Kopi Joss is usually made using coffee beans from Central Java. The charcoal dipped into the coffee is basically from the same burning charcoal the vendor uses to boil water. Our first thought would normally be, is that even safe and hygienic for consumption?! Most of us would remove burnt parts of any food!
The first thing to note is that "activated charcoal is not the same substance as that found in charcoal bricks or burned pieces of food". (Source: MedicalNewsToday) Surprised? We are too!

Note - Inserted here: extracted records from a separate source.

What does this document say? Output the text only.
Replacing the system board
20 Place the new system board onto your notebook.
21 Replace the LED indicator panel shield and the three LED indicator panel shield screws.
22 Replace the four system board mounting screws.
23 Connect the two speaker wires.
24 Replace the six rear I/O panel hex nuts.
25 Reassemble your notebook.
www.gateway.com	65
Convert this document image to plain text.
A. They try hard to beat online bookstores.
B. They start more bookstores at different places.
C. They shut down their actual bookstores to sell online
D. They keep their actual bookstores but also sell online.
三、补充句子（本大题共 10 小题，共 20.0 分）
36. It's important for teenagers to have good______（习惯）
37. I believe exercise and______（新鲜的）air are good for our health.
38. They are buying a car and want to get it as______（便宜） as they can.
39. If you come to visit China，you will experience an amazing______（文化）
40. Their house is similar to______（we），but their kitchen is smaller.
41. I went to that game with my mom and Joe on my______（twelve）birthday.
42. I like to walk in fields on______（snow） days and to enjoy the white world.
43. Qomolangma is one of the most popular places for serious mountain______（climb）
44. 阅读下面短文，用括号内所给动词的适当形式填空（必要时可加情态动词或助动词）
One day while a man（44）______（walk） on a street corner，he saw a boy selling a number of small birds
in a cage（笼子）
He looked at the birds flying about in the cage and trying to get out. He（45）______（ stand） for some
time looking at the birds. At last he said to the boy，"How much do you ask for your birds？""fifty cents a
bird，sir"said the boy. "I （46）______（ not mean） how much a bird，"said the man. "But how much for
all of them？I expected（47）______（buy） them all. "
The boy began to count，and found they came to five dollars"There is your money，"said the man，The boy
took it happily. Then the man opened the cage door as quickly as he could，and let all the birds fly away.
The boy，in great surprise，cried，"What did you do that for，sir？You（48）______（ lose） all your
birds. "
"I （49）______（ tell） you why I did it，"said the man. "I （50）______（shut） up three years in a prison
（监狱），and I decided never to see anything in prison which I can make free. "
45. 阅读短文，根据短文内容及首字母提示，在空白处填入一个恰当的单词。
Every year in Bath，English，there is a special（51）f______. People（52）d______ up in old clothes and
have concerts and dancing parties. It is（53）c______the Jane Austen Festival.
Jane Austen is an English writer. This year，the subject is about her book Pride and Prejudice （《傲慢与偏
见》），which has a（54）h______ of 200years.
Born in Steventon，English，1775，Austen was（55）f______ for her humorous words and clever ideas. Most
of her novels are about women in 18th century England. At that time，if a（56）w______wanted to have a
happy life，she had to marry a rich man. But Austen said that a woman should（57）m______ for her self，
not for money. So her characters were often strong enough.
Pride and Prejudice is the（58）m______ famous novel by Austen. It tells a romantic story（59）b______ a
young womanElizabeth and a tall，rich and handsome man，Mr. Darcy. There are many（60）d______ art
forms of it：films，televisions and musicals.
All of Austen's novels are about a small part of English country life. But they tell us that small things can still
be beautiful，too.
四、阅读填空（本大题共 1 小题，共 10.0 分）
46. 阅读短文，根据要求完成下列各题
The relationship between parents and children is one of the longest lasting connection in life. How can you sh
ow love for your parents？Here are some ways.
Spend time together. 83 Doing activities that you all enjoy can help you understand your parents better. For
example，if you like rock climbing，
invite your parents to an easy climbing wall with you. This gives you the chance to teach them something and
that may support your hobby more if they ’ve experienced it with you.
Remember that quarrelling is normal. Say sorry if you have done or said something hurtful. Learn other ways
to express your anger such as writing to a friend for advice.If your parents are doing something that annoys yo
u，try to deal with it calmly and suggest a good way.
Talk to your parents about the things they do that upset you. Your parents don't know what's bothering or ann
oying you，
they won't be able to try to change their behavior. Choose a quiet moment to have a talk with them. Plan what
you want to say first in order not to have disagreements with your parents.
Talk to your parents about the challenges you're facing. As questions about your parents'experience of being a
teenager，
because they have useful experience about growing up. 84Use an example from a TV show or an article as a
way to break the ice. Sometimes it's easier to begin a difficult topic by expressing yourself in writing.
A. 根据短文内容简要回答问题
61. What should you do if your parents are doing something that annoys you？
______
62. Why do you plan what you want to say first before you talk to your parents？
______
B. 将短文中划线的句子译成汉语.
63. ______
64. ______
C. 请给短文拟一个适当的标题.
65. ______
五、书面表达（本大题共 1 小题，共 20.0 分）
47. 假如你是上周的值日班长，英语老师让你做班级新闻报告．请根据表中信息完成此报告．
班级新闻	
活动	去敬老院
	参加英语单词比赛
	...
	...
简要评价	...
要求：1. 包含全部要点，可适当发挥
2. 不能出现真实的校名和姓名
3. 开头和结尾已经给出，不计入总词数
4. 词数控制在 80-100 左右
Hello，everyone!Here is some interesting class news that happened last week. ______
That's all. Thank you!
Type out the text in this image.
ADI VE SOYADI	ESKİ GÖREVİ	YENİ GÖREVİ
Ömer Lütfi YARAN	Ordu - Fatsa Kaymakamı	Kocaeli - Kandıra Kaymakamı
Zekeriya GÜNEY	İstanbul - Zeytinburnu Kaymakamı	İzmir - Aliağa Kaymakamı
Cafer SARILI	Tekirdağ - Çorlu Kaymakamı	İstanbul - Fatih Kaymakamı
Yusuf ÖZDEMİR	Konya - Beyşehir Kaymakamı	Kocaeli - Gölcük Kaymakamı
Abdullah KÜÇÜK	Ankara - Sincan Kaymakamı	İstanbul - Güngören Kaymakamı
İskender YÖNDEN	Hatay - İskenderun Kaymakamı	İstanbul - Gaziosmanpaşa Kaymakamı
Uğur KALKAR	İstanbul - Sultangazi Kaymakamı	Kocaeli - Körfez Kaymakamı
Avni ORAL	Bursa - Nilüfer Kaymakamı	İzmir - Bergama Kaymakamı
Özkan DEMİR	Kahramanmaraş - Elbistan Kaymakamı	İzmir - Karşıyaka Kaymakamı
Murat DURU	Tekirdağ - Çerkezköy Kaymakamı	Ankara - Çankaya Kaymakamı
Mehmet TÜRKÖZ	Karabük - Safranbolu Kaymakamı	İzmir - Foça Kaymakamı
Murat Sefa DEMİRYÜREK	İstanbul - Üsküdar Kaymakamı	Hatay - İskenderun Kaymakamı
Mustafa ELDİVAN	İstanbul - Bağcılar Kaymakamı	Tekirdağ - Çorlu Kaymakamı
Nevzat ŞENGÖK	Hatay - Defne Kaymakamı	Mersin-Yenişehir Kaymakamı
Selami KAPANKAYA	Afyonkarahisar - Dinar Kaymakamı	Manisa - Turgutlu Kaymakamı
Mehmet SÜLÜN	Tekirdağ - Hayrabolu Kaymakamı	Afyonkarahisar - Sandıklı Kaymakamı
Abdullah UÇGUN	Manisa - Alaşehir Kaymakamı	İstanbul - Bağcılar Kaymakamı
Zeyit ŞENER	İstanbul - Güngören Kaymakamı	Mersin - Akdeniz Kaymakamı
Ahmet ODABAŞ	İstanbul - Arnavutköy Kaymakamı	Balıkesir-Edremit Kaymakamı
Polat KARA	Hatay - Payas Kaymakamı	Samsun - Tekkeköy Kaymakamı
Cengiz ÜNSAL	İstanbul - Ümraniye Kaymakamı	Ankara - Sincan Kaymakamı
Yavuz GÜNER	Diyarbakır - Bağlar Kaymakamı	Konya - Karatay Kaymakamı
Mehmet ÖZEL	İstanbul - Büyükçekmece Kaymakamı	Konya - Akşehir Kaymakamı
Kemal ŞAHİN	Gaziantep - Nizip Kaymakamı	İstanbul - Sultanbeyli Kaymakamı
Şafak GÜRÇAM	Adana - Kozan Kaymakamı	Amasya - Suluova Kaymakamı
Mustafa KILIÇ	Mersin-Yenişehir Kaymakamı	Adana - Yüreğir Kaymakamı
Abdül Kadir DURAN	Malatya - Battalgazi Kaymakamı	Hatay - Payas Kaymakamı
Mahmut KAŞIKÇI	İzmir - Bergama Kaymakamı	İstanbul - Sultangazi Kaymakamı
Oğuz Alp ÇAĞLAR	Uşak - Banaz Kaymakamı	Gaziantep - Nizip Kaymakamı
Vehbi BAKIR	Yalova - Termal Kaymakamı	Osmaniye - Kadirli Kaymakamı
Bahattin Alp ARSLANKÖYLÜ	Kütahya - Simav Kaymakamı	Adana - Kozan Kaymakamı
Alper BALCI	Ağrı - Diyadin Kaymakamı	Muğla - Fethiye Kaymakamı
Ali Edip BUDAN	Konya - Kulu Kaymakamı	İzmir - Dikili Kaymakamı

Kopi Joss was allegedly invented by a vendor who had an upset stomach. Knowing that charcoal has detox properties, he gave it a try by adding it into his coffee and to his surprise, it worked! He began to serve it to his patrons and more testified to its benefits. That is how kopi joss has become a novelty in the city of Yogyakarta.
According to the locals, the main benefit of burning charcoal in coffee is that it neutralizes acidity. Many have shared that it also adds a subtle caramel flavour to the coffee. For those who love coffee but suffer from conditions such as acid reflux and other gastrointestinal issues, kopi joss might just be for you!
Countries all over the world have their signature local coffees. A cup of local coffee could also go way back to tell stories of the culture and heritage of its people. So if you're a coffee-lover, be sure to add a local coffee tasting experience into your travel to-do list! STAY SAFE!!!